Dikutip dari kantor berita Al-Jazeera, demontrasi tersebut awalnya berjalan damai. Namun di tengah aksi, beberapa demonstran melepaskan bendera Cina dari kantor pemerintahan terdekat dan berusaha membakarnya.

Meski penyelengara aksi telah menghentikan pembakaran bendera tersebut, namun polisi tetap menyerang demonstran dengan semprotan merica. Hal ini memicu kemarahan demonstran yang kemudian membalas polisi dengan melemparkan botol air.
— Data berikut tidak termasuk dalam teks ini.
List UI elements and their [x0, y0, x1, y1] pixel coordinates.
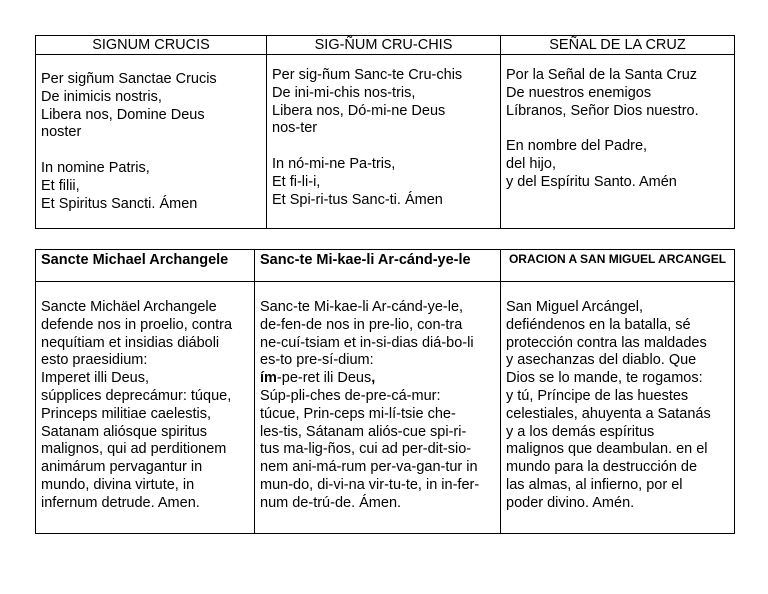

Setidaknya dua orang ditangkap oleh polisi dalam demonstrasi tersebut. Massa akhirnya bubar setelah salah seorang polisi huru hara menodongkan pisto ke arah demonstran, namun tidak menarik pelatuknya.

Diketahui, yel-yel dan bendera pro Uighur sudah menjadi hal biasa dalam demonstrasi di Hongkong. Namun baru kali ini para demonstran murni turun ke jalan untuk menyuarakan dukungan ke Uighur.

Massa berkumpul di sebuah alun-alun dekat pinggiran kota. Salah satu orator memperingatkan bahwa bahwa penindasan Partai Komunis Cina di Xinjiang bisa juga menimpa Hongkong suatu hari nanti.